Unser Land hingegen ist diesem Wettbewerb seit Jahrhunderten weit hinterher. Die Wirtschaft ist nach wie vor ineffizient, die öffentliche Verwaltung träge, die Ausgaben für Forschung und Entwicklung unzureichend. (Allein Samsung investiert mehr in F&E als alle börsennotierten Unternehmen der Türkei zusammen – und das mit dem Dreifachen!)
Noch immer gilt es als lukrativer, sich um öffentliche Aufträge zu bemühen, als ein innovatives Projekt zu entwickeln. Am Ende dieser gesamten Ineffizienzkette steht logischerweise die schwere Last der Inflation, die auf den Schultern der Bevölkerung liegt. Denn eine Volkswirtschaft, die nicht produziert, ist gezwungen, ständig zu importieren. Eine dauerhaft importierende Wirtschaft ist vom Devisenmarkt abhängig. Und eine währungsabhängige Ökonomie erlebt bei jeder kleinsten Wechselkursschwankung eine Inflationsexplosion.
Inflation ist daher nicht nur ein bloßer Preisanstieg, sondern das Spiegelbild der Produktionslosigkeit – ihr deutlichstes Resultat.
Auch das Bild an der Börse Istanbul ist ein weiteres Symptom dieser strukturellen Schieflage. Die niedrige Bewertung der erwähnten Unternehmen ist nicht nur ein finanzieller Indikator, sondern ein greifbares Zeichen für ihre mangelnde Produktionskraft, ihre unzureichende Markenbildung und ihre geringe internationale Wettbewerbsfähigkeit. Wir produzieren – aber für die Marken anderer.
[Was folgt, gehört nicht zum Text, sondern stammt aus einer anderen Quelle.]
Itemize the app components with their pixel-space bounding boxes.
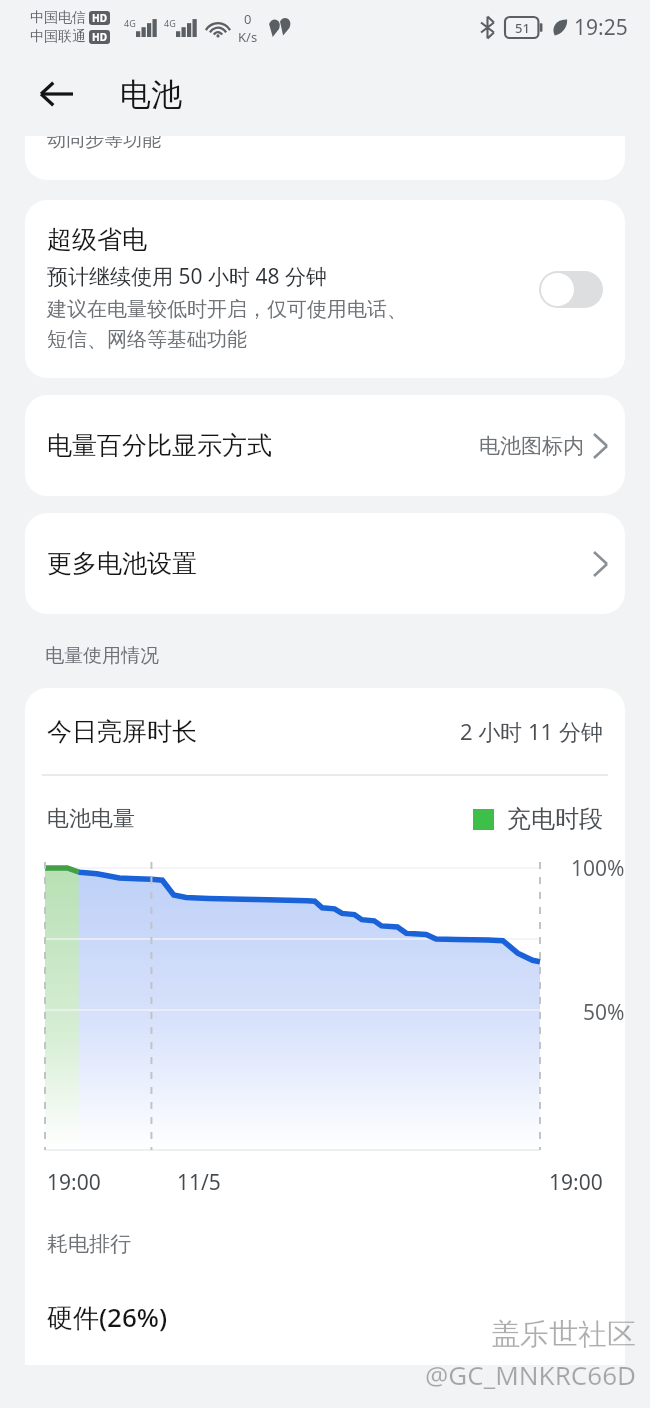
staticText: 19:00	[47, 1168, 101, 1197]
staticText: 超级省电	[47, 224, 147, 255]
staticText: 电池	[120, 75, 182, 114]
staticText: 动同步等功能	[47, 136, 161, 152]
staticText: 2 小时 11 分钟	[460, 716, 603, 746]
staticText: 4G	[164, 17, 176, 29]
staticText: 4G	[124, 17, 136, 29]
staticText: 19:25	[574, 13, 628, 42]
staticText: 50%	[583, 998, 625, 1027]
button[interactable]: Back	[30, 68, 82, 120]
button[interactable]: 电量百分比显示方式	[25, 395, 625, 496]
staticText: 耗电排行	[47, 1231, 131, 1257]
staticText: 中国联通	[30, 28, 86, 46]
staticText: 盖乐世社区	[491, 1316, 636, 1353]
staticText: 充电时段	[507, 804, 603, 834]
button[interactable]: 超级省电	[25, 200, 625, 378]
staticText: 0	[244, 10, 252, 28]
staticText: 100%	[571, 854, 625, 883]
staticText: HD	[92, 30, 107, 44]
staticText: 11/5	[177, 1168, 221, 1197]
button[interactable]: Super power saving toggle	[539, 271, 603, 308]
staticText: HD	[92, 11, 107, 25]
staticText: 硬件(26%)	[47, 1299, 168, 1335]
staticText: 电池电量	[47, 805, 135, 833]
staticText: 预计继续使用 50 小时 48 分钟	[47, 262, 327, 291]
staticText: 电量百分比显示方式	[47, 430, 272, 461]
button[interactable]: 更多电池设置	[25, 513, 625, 614]
staticText: 电量使用情况	[45, 644, 159, 668]
staticText: 19:00	[549, 1168, 603, 1197]
staticText: 今日亮屏时长	[47, 716, 197, 747]
button[interactable]: 动同步等功能	[25, 136, 625, 180]
staticText: 建议在电量较低时开启，仅可使用电话、 短信、网络等基础功能	[47, 297, 407, 352]
staticText: 51	[515, 19, 530, 37]
staticText: 中国电信	[30, 9, 86, 27]
staticText: K/s	[238, 28, 258, 46]
staticText: 更多电池设置	[47, 548, 197, 579]
staticText: @GC_MNKRC66D	[424, 1357, 636, 1392]
staticText: 电池图标内	[479, 433, 584, 459]
button[interactable]: 今日亮屏时长	[25, 688, 625, 774]
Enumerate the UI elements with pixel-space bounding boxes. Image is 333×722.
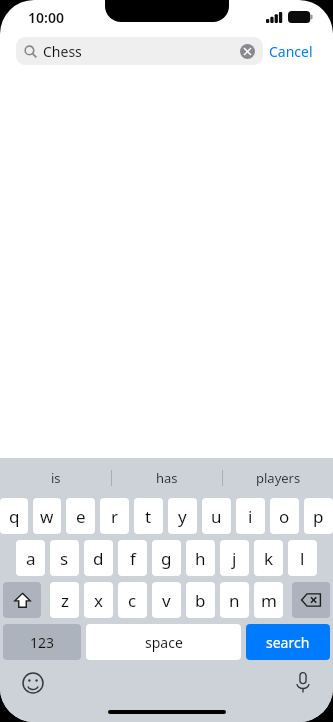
button[interactable]: u bbox=[202, 498, 231, 534]
button[interactable]: z bbox=[50, 582, 79, 618]
button[interactable]: 123 bbox=[3, 624, 81, 660]
button[interactable]: Chess bbox=[16, 37, 263, 65]
button[interactable]: s bbox=[50, 540, 79, 576]
button[interactable]: x bbox=[84, 582, 113, 618]
button[interactable]: search bbox=[246, 624, 330, 660]
staticText: 123 bbox=[30, 633, 55, 652]
staticText: t bbox=[145, 505, 152, 528]
staticText: is bbox=[51, 469, 61, 487]
button[interactable]: e bbox=[66, 498, 95, 534]
staticText: u bbox=[211, 505, 222, 528]
staticText: x bbox=[94, 589, 103, 612]
staticText: search bbox=[266, 633, 310, 652]
staticText: s bbox=[60, 547, 69, 570]
staticText: m bbox=[261, 589, 277, 612]
button[interactable]: f bbox=[118, 540, 147, 576]
staticText: has bbox=[156, 469, 178, 487]
staticText: k bbox=[264, 547, 274, 570]
button[interactable]: Dictation bbox=[295, 672, 311, 694]
button[interactable]: v bbox=[152, 582, 181, 618]
staticText: p bbox=[313, 505, 324, 528]
button[interactable]: h bbox=[186, 540, 215, 576]
button[interactable]: Emoji bbox=[22, 672, 44, 694]
button[interactable]: o bbox=[270, 498, 299, 534]
staticText: c bbox=[128, 589, 137, 612]
staticText: Chess bbox=[43, 42, 240, 61]
button[interactable]: space bbox=[86, 624, 241, 660]
button[interactable]: m bbox=[254, 582, 283, 618]
button[interactable]: Shift bbox=[3, 582, 41, 618]
staticText: b bbox=[195, 589, 206, 612]
staticText: 10:00 bbox=[28, 8, 64, 27]
button[interactable]: a bbox=[16, 540, 45, 576]
button[interactable]: has bbox=[112, 458, 222, 498]
staticText: i bbox=[248, 505, 253, 528]
staticText: f bbox=[130, 547, 136, 570]
staticText: space bbox=[145, 633, 183, 652]
staticText: z bbox=[61, 589, 69, 612]
staticText: q bbox=[9, 505, 20, 528]
staticText: players bbox=[256, 469, 301, 487]
button[interactable]: g bbox=[152, 540, 181, 576]
button[interactable]: j bbox=[220, 540, 249, 576]
staticText: v bbox=[162, 589, 171, 612]
staticText: n bbox=[229, 589, 240, 612]
button[interactable]: is bbox=[0, 458, 111, 498]
staticText: r bbox=[111, 505, 119, 528]
button[interactable]: players bbox=[223, 458, 333, 498]
button[interactable]: p bbox=[304, 498, 333, 534]
staticText: Cancel bbox=[269, 42, 313, 61]
button[interactable]: b bbox=[186, 582, 215, 618]
staticText: y bbox=[178, 505, 187, 528]
staticText: g bbox=[161, 547, 172, 570]
button[interactable]: y bbox=[168, 498, 197, 534]
button[interactable]: t bbox=[134, 498, 163, 534]
button[interactable]: Backspace bbox=[292, 582, 330, 618]
button[interactable]: c bbox=[118, 582, 147, 618]
button[interactable]: q bbox=[0, 498, 28, 534]
button[interactable]: Cancel bbox=[263, 38, 319, 65]
staticText: e bbox=[76, 505, 86, 528]
staticText: j bbox=[232, 547, 237, 570]
staticText: a bbox=[26, 547, 36, 570]
staticText: d bbox=[93, 547, 104, 570]
button[interactable]: k bbox=[254, 540, 283, 576]
button[interactable]: w bbox=[33, 498, 61, 534]
button[interactable]: Clear text bbox=[240, 44, 255, 59]
staticText: w bbox=[40, 505, 54, 528]
staticText: o bbox=[279, 505, 290, 528]
button[interactable]: d bbox=[84, 540, 113, 576]
button[interactable]: r bbox=[100, 498, 129, 534]
button[interactable]: l bbox=[288, 540, 317, 576]
staticText: h bbox=[195, 547, 206, 570]
button[interactable]: n bbox=[220, 582, 249, 618]
staticText: l bbox=[300, 547, 305, 570]
button[interactable]: i bbox=[236, 498, 265, 534]
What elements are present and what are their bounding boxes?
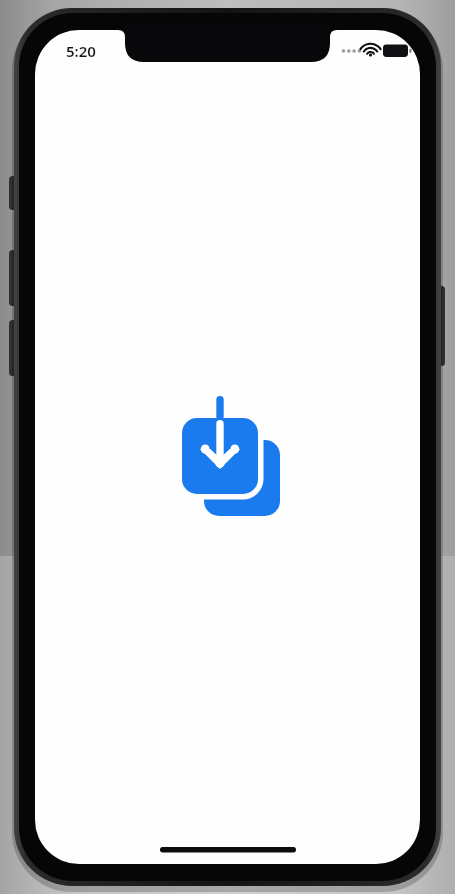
button[interactable]: Save to collection bbox=[176, 392, 288, 502]
staticText: 5:20 bbox=[66, 41, 96, 61]
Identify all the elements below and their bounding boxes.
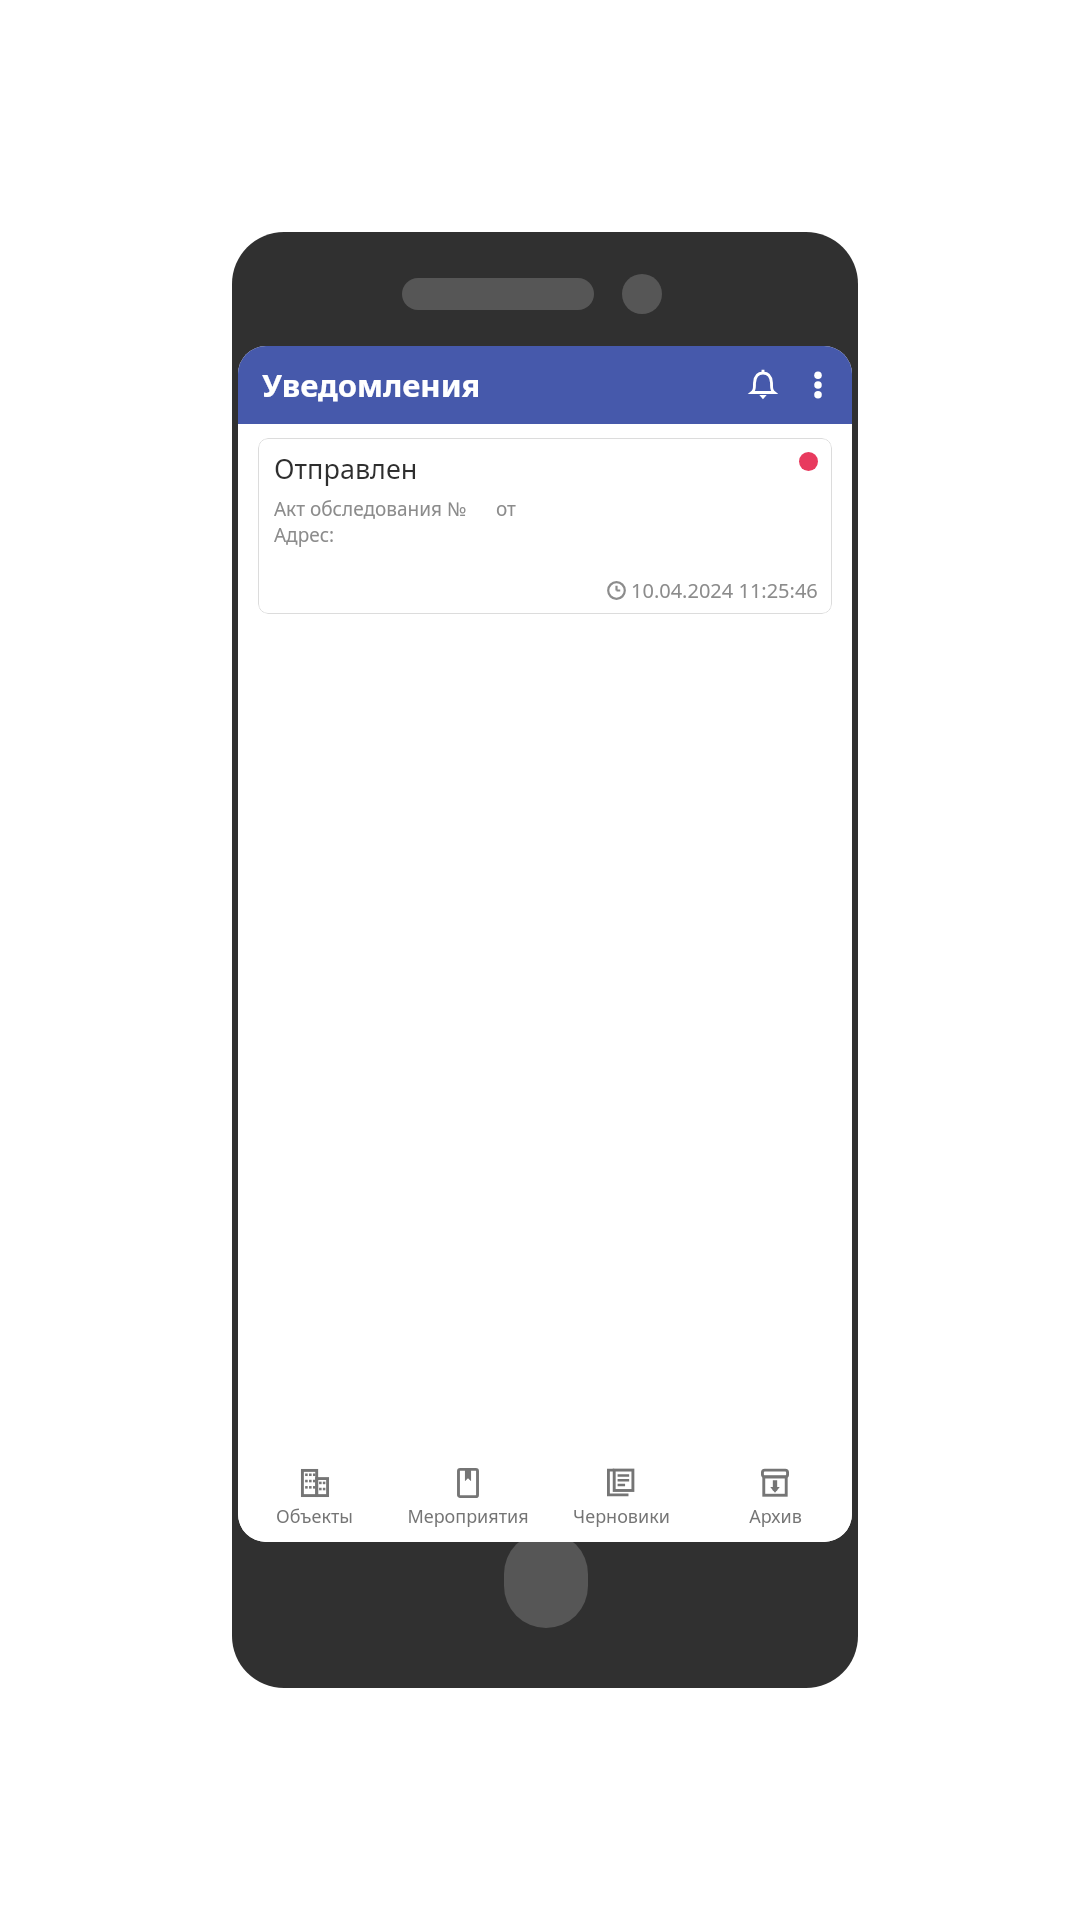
staticText: Акт обследования № от [274,496,516,522]
staticText: Уведомления [262,364,481,406]
button[interactable]: Notifications [734,356,792,414]
button[interactable]: Отправлен [258,438,832,614]
staticText: Мероприятия [407,1504,529,1529]
staticText: Адрес: [274,522,335,548]
staticText: 10.04.2024 11:25:46 [631,577,818,604]
staticText: Черновики [573,1504,670,1529]
staticText: Отправлен [274,450,418,487]
button[interactable]: Архив [698,1456,852,1542]
button[interactable]: Черновики [544,1456,698,1542]
staticText: Архив [749,1504,802,1529]
staticText: Объекты [276,1504,353,1529]
button[interactable]: Мероприятия [391,1456,544,1542]
button[interactable]: More options [792,359,844,411]
button[interactable]: Объекты [238,1456,391,1542]
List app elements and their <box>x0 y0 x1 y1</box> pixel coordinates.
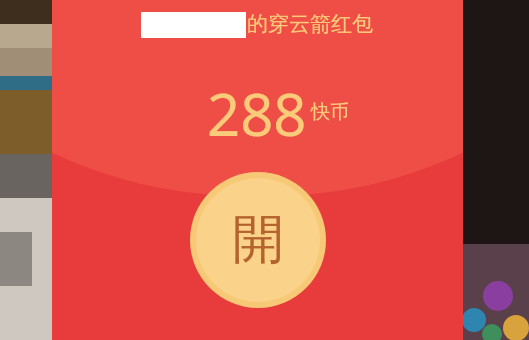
staticText: 288 <box>207 74 307 153</box>
button[interactable]: 开红包 <box>190 172 326 308</box>
staticText: 快币 <box>311 100 349 124</box>
staticText: 開 <box>232 207 284 273</box>
staticText: 的穿云箭红包 <box>247 11 373 37</box>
Letztendlich müssen wir diesen Teufelskreis unbedingt durchbrechen.
Wir haben die Industrielle Revolution verpasst – wenn wir auch die digitale Revolution verpassen, könnte das kommende Jahrhundert eine Zeit werden, in der wir nur durch Verschuldung überleben.
Dabei sind die notwendigen Maßnahmen glasklar:
Wir müssen die Universitäten wieder in Institutionen verwandeln, die Wissen generieren; die Jugend zur unternehmerischen Tätigkeit motivieren; Produktion nicht nur in der Fabrik, sondern im Kopf beginnen lassen. Markenbildung darf nicht bloß Marketingstrategie sein, sondern muss zu einer nationalen Strategie werden.
Der Staat muss die Privatwirtschaft nicht nur durch Fördermittel, sondern auch durch Lenkungs- und Schutzmaßnahmen unterstützen.
Andernfalls wird dieses Land weiterhin dem Irrglauben verfallen, dass Konsum Reichtum bedeutet.
Doch wahrer Reichtum bemisst sich nicht an dem, was man konsumiert, sondern an dem, was man produziert.